Let's say you are showing an evf with 50 or 60 frames per second, but with a 32 millisecond lag. The issue would be the 32 milliseconds wouldn't it?
Even if the electronics can manage a miniscule few milliseconds, wouldn't light perhaps be faster?
On a separate but related note, how do evfs manage in bright sunshine these days? I haven't used a top tier evf for a few years.
Goodmeme: Canon's camera business has tried to change market and product at the same time with its launch into Hollywood, video and the C system.

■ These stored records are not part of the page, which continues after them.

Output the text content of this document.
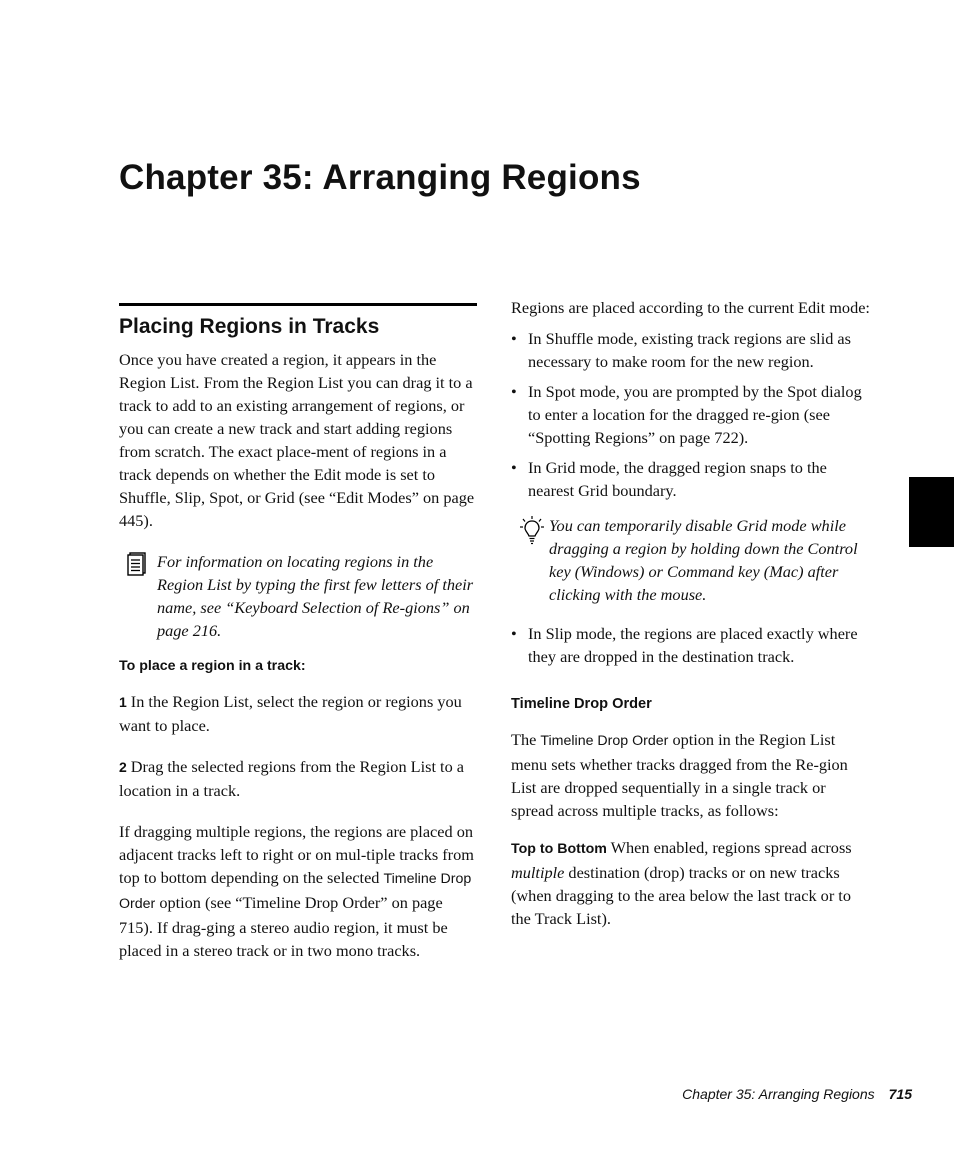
Chapter 35: Arranging Regions
Placing Regions in Tracks

Once you have created a region, it appears in the Region List. From the Region List you can drag it to a track to add to an existing arrangement of regions, or you can create a new track and start adding regions from scratch. The exact place-ment of regions in a track depends on whether the Edit mode is set to Shuffle, Slip, Spot, or Grid (see “Edit Modes” on page 445).

For information on locating regions in the Region List by typing the first few letters of their name, see “Keyboard Selection of Re-gions” on page 216.
To place a region in a track:

1 In the Region List, select the region or regions you want to place.

2 Drag the selected regions from the Region List to a location in a track.

If dragging multiple regions, the regions are placed on adjacent tracks left to right or on mul-tiple tracks from top to bottom depending on the selected Timeline Drop Order option (see “Timeline Drop Order” on page 715). If drag-ging a stereo audio region, it must be placed in a stereo track or in two mono tracks.

Regions are placed according to the current Edit mode:

• In Shuffle mode, existing track regions are slid as necessary to make room for the new region.
• In Spot mode, you are prompted by the Spot dialog to enter a location for the dragged re-gion (see “Spotting Regions” on page 722).
• In Grid mode, the dragged region snaps to the nearest Grid boundary.
You can temporarily disable Grid mode while dragging a region by holding down the Control key (Windows) or Command key (Mac) after clicking with the mouse.
• In Slip mode, the regions are placed exactly where they are dropped in the destination track.
Timeline Drop Order

The Timeline Drop Order option in the Region List menu sets whether tracks dragged from the Re-gion List are dropped sequentially in a single track or spread across multiple tracks, as follows:

Top to Bottom When enabled, regions spread across multiple destination (drop) tracks or on new tracks (when dragging to the area below the last track or to the Track List).

Chapter 35: Arranging Regions 715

I can't help thinking that whoever is driving that fairly extreme strategy has in part caused what we might perceive as Canon's disinterest or lack of resources towards its cash cow photography market.
With mirrorless, phones and other technologies changing expectations, perhaps Canon could have done with at least one foot on the ground in order better to roll with the movement. Perhaps it's hard to change direction when you're mid-leap... I'll be interested to see how the division does generally.
Interesting comment, thanks!
I will - mainly for my own intellectual vanity if I'm honest - remind us that financial results always look backwards. They have been termed 'lag' measurements, because of this; 'lead' measurements would instead be things like customer satisfaction or even comments or reviews on competitor offerings, and might give one a much earlier indication as to current and future sales. But try telling that to a finance controller. :)
So to sum up my arguably random comment, all we can say for certain, (ignoring conventional talk referring to most recent results) is "they made more money..." not "they make more money..." It is just semantics, but it might be helpful in some situations to see things like this.